Popilix
At my current gig, I'm currently working at automating kubernetes cluster provisioning. It's an hybrid environnement between on premise and cloud resources. I gave a try to the Kubernetes Cluster API but It did not provide the flexibility and the level of integration I needed to work within this bank.
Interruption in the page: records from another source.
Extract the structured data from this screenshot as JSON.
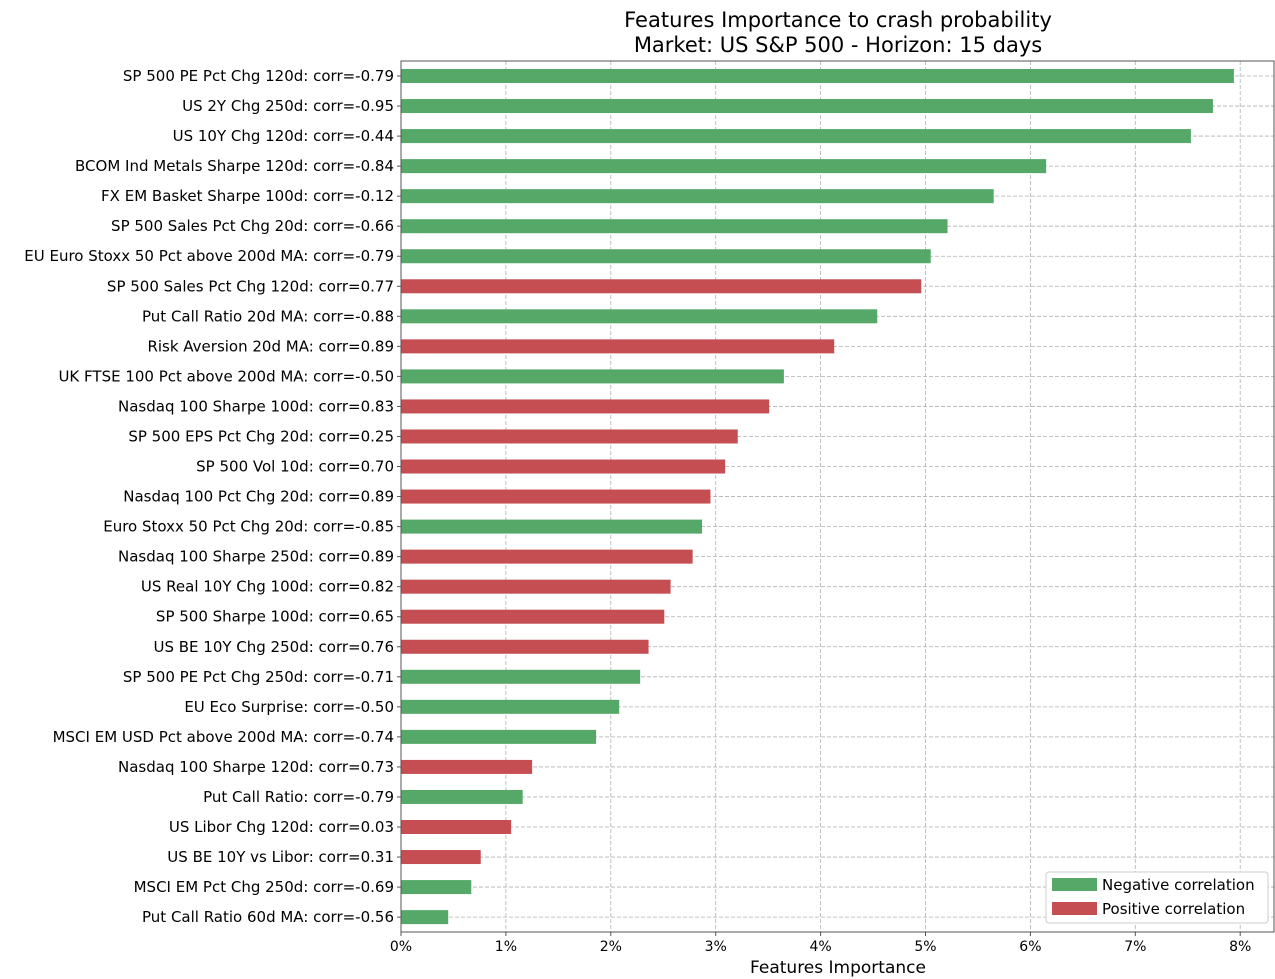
{
  "chart_data": {
    "type": "bar",
    "orientation": "horizontal",
    "title": "Features Importance to crash probability",
    "subtitle": "Market: US S&P 500 - Horizon: 15 days",
    "xlabel": "Features Importance",
    "ylabel": "",
    "xlim": [
      0,
      0.0826
    ],
    "xticks": [
      0,
      0.01,
      0.02,
      0.03,
      0.04,
      0.05,
      0.06,
      0.07,
      0.08
    ],
    "xtick_labels": [
      "0%",
      "1%",
      "2%",
      "3%",
      "4%",
      "5%",
      "6%",
      "7%",
      "8%"
    ],
    "grid": true,
    "legend_position": "bottom-right",
    "colors": {
      "negative": "#55a868",
      "positive": "#c44e52"
    },
    "legend": [
      {
        "label": "Negative correlation",
        "color_key": "negative"
      },
      {
        "label": "Positive correlation",
        "color_key": "positive"
      }
    ],
    "bars": [
      {
        "label": "SP 500 PE Pct Chg 120d: corr=-0.79",
        "value": 0.0794,
        "sign": "negative"
      },
      {
        "label": "US 2Y Chg 250d: corr=-0.95",
        "value": 0.0774,
        "sign": "negative"
      },
      {
        "label": "US 10Y Chg 120d: corr=-0.44",
        "value": 0.0753,
        "sign": "negative"
      },
      {
        "label": "BCOM Ind Metals Sharpe 120d: corr=-0.84",
        "value": 0.0615,
        "sign": "negative"
      },
      {
        "label": "FX EM Basket Sharpe 100d: corr=-0.12",
        "value": 0.0565,
        "sign": "negative"
      },
      {
        "label": "SP 500 Sales Pct Chg 20d: corr=-0.66",
        "value": 0.0521,
        "sign": "negative"
      },
      {
        "label": "EU Euro Stoxx 50 Pct above 200d MA: corr=-0.79",
        "value": 0.0505,
        "sign": "negative"
      },
      {
        "label": "SP 500 Sales Pct Chg 120d: corr=0.77",
        "value": 0.0496,
        "sign": "positive"
      },
      {
        "label": "Put Call Ratio 20d MA: corr=-0.88",
        "value": 0.0454,
        "sign": "negative"
      },
      {
        "label": "Risk Aversion 20d MA: corr=0.89",
        "value": 0.0413,
        "sign": "positive"
      },
      {
        "label": "UK FTSE 100 Pct above 200d MA: corr=-0.50",
        "value": 0.0365,
        "sign": "negative"
      },
      {
        "label": "Nasdaq 100 Sharpe 100d: corr=0.83",
        "value": 0.0351,
        "sign": "positive"
      },
      {
        "label": "SP 500 EPS Pct Chg 20d: corr=0.25",
        "value": 0.0321,
        "sign": "positive"
      },
      {
        "label": "SP 500 Vol 10d: corr=0.70",
        "value": 0.0309,
        "sign": "positive"
      },
      {
        "label": "Nasdaq 100 Pct Chg 20d: corr=0.89",
        "value": 0.0295,
        "sign": "positive"
      },
      {
        "label": "Euro Stoxx 50 Pct Chg 20d: corr=-0.85",
        "value": 0.0287,
        "sign": "negative"
      },
      {
        "label": "Nasdaq 100 Sharpe 250d: corr=0.89",
        "value": 0.0278,
        "sign": "positive"
      },
      {
        "label": "US Real 10Y Chg 100d: corr=0.82",
        "value": 0.0257,
        "sign": "positive"
      },
      {
        "label": "SP 500 Sharpe 100d: corr=0.65",
        "value": 0.0251,
        "sign": "positive"
      },
      {
        "label": "US BE 10Y Chg 250d: corr=0.76",
        "value": 0.0236,
        "sign": "positive"
      },
      {
        "label": "SP 500 PE Pct Chg 250d: corr=-0.71",
        "value": 0.0228,
        "sign": "negative"
      },
      {
        "label": "EU Eco Surprise: corr=-0.50",
        "value": 0.0208,
        "sign": "negative"
      },
      {
        "label": "MSCI EM USD Pct above 200d MA: corr=-0.74",
        "value": 0.0186,
        "sign": "negative"
      },
      {
        "label": "Nasdaq 100 Sharpe 120d: corr=0.73",
        "value": 0.0125,
        "sign": "positive"
      },
      {
        "label": "Put Call Ratio: corr=-0.79",
        "value": 0.0116,
        "sign": "negative"
      },
      {
        "label": "US Libor Chg 120d: corr=0.03",
        "value": 0.0105,
        "sign": "positive"
      },
      {
        "label": "US BE 10Y vs Libor: corr=0.31",
        "value": 0.0076,
        "sign": "positive"
      },
      {
        "label": "MSCI EM Pct Chg 250d: corr=-0.69",
        "value": 0.0067,
        "sign": "negative"
      },
      {
        "label": "Put Call Ratio 60d MA: corr=-0.56",
        "value": 0.0045,
        "sign": "negative"
      }
    ]
  }
}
After weeks of testing and designing, the team I am working with, decided to go for an in house cluster operator.
When using the reconciliation pattern in an operator as described in
Cloud Native Infrastructure one has to create Custom
Resources
to manage the lifecycle of the external dependencies needed by kubernetes clusters.
One key feature is to use the status key of Custom Resources to store their actual
state, example:
apiVersion: xyz/v1alpha1
kind: KubernetesCluster
metadata:
name: my-custom-cluster-for-backup
spec:
type: iks
env: test
kubeVersion: "1.28"
osVersion: UBUNTU_20_64
product:
name: this is my solo experiment
shortName: experiment
uuid:
value: aaa692e5-e6ce-4f19-ad20-6491ca74067c
addons:
- name: cluster-autoscaler
version: "1.2.2"
- name: vpc-block-csi-driver
version: "5.2"
status:
apiServerURL: https://my-private-endpoint.tld
masterVersion: 1.28.23
This is a powerful design especially when you manage hundreds or thousands of objects. It's like a structured database but only accessible through Kubernetes API server. This pattern works best when every states of every objects can be achieved in an idempotent manner.
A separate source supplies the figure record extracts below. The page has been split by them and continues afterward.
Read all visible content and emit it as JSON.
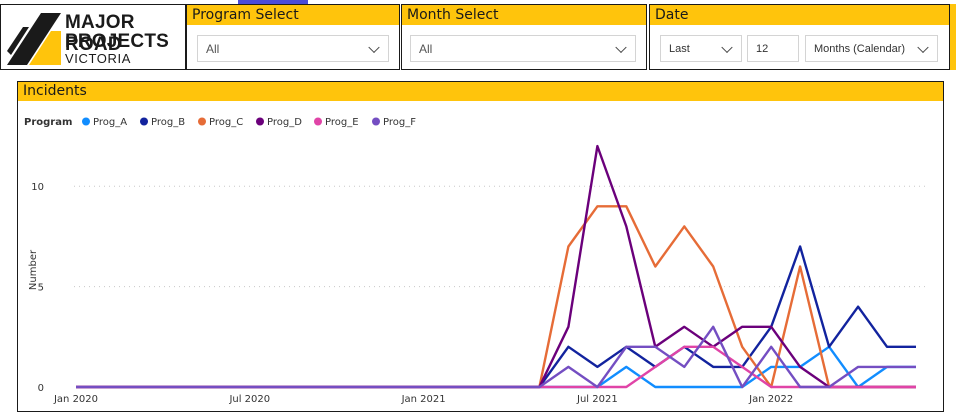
{
  "logo": {
    "line1": "MAJOR ROAD",
    "line2": "PROJECTS",
    "line3": "VICTORIA",
    "colors": {
      "yellow": "#ffc40c",
      "dark": "#1a1a1a"
    }
  },
  "slicers": {
    "program": {
      "title": "Program Select",
      "value": "All"
    },
    "month": {
      "title": "Month Select",
      "value": "All"
    },
    "date": {
      "title": "Date",
      "period": "Last",
      "count": "12",
      "unit": "Months (Calendar)"
    }
  },
  "theme": {
    "accent": "#ffc40c",
    "tab_indicator": "#4b4bd8"
  },
  "incidents": {
    "title": "Incidents",
    "legend_title": "Program"
  },
  "chart_data": {
    "type": "line",
    "title": "Incidents",
    "xlabel": "",
    "ylabel": "Number",
    "ylim": [
      0,
      13
    ],
    "yticks": [
      0,
      5,
      10
    ],
    "grid": "horizontal dotted",
    "legend": "top-left",
    "x": [
      "2020-01",
      "2020-02",
      "2020-03",
      "2020-04",
      "2020-05",
      "2020-06",
      "2020-07",
      "2020-08",
      "2020-09",
      "2020-10",
      "2020-11",
      "2020-12",
      "2021-01",
      "2021-02",
      "2021-03",
      "2021-04",
      "2021-05",
      "2021-06",
      "2021-07",
      "2021-08",
      "2021-09",
      "2021-10",
      "2021-11",
      "2021-12",
      "2022-01",
      "2022-02",
      "2022-03",
      "2022-04",
      "2022-05",
      "2022-06"
    ],
    "xtick_labels": [
      {
        "x": "2020-01",
        "label": "Jan 2020"
      },
      {
        "x": "2020-07",
        "label": "Jul 2020"
      },
      {
        "x": "2021-01",
        "label": "Jan 2021"
      },
      {
        "x": "2021-07",
        "label": "Jul 2021"
      },
      {
        "x": "2022-01",
        "label": "Jan 2022"
      }
    ],
    "series": [
      {
        "name": "Prog_A",
        "color": "#118dff",
        "values": [
          0,
          0,
          0,
          0,
          0,
          0,
          0,
          0,
          0,
          0,
          0,
          0,
          0,
          0,
          0,
          0,
          0,
          0,
          0,
          1,
          0,
          0,
          0,
          0,
          1,
          1,
          2,
          0,
          1,
          1
        ]
      },
      {
        "name": "Prog_B",
        "color": "#12239e",
        "values": [
          0,
          0,
          0,
          0,
          0,
          0,
          0,
          0,
          0,
          0,
          0,
          0,
          0,
          0,
          0,
          0,
          0,
          2,
          1,
          2,
          1,
          2,
          1,
          1,
          3,
          7,
          2,
          4,
          2,
          2
        ]
      },
      {
        "name": "Prog_C",
        "color": "#e66c37",
        "values": [
          0,
          0,
          0,
          0,
          0,
          0,
          0,
          0,
          0,
          0,
          0,
          0,
          0,
          0,
          0,
          0,
          0,
          7,
          9,
          9,
          6,
          8,
          6,
          2,
          0,
          6,
          0,
          0,
          0,
          0
        ]
      },
      {
        "name": "Prog_D",
        "color": "#6b007b",
        "values": [
          0,
          0,
          0,
          0,
          0,
          0,
          0,
          0,
          0,
          0,
          0,
          0,
          0,
          0,
          0,
          0,
          0,
          3,
          12,
          8,
          2,
          3,
          2,
          3,
          3,
          1,
          0,
          0,
          0,
          0
        ]
      },
      {
        "name": "Prog_E",
        "color": "#e044a7",
        "values": [
          0,
          0,
          0,
          0,
          0,
          0,
          0,
          0,
          0,
          0,
          0,
          0,
          0,
          0,
          0,
          0,
          0,
          0,
          0,
          0,
          1,
          2,
          2,
          1,
          0,
          0,
          0,
          0,
          0,
          0
        ]
      },
      {
        "name": "Prog_F",
        "color": "#744ec2",
        "values": [
          0,
          0,
          0,
          0,
          0,
          0,
          0,
          0,
          0,
          0,
          0,
          0,
          0,
          0,
          0,
          0,
          0,
          1,
          0,
          2,
          2,
          1,
          3,
          0,
          2,
          0,
          0,
          1,
          1,
          1
        ]
      }
    ]
  }
}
The statuskey is obviously not in the custom resource manifest so it is not recoverable
from git, it only lives in the manifests inside the kubernetes clusters.
In the example in the previous section, both apiServerURL and
masterVersion are recoverable through the API,
so states can be reconcilied by the operator.
What if certain states are unrecoverable in case of deletion of the custom resource or
if some transitive states are needed to reach the expected state? It definitely means that the
states of the custom resources
shall be saved somewhere safe.
The implementation of the Kubernetes API completely ignores the status key when you
create or update a kubernetes object.
Therefore it's a two step process to get back the object and its saved status. I played around with
velero and I discoverd this very interesting feature.
It's possible to restore an object status during a velero restore.
Let's try to save and restore the load balancer status of a kubernetes service.
First, run the backup:
velero backup create argocd --include-namespaces argocd
ArgoCD server's service:
apiVersion: v1
kind: Service
metadata:
finalizers:
- service.kubernetes.io/load-balancer-cleanup
labels:
app.kubernetes.io/component: server
app.kubernetes.io/name: argocd-server
app.kubernetes.io/part-of: argocd
name: argocd-server
namespace: argocd
spec:
...
type: LoadBalancer
status:
loadBalancer:
ingress:
- ip: 172.18.0.7
ipMode: Proxy
ports:
- port: 80
protocol: TCP
- port: 443
protocol: TCP
Now delete the service:
kubectl -n argocd delete svc argocd-server
Finally, restore the service by restoring the velero backup using the magic parameter:
velero restore create argocd --from-backup argocd --status-include-resources Service
As you easily noticed, just by adding --status-include-resources Service
velero restored status only for the resources named in the command line. You can find further
explanation by reading the doc
Now that my team and I are safe and sound, we will continue to deep dive in the operator pattern to manage even more resources out of Kubernetes with Kubernetes!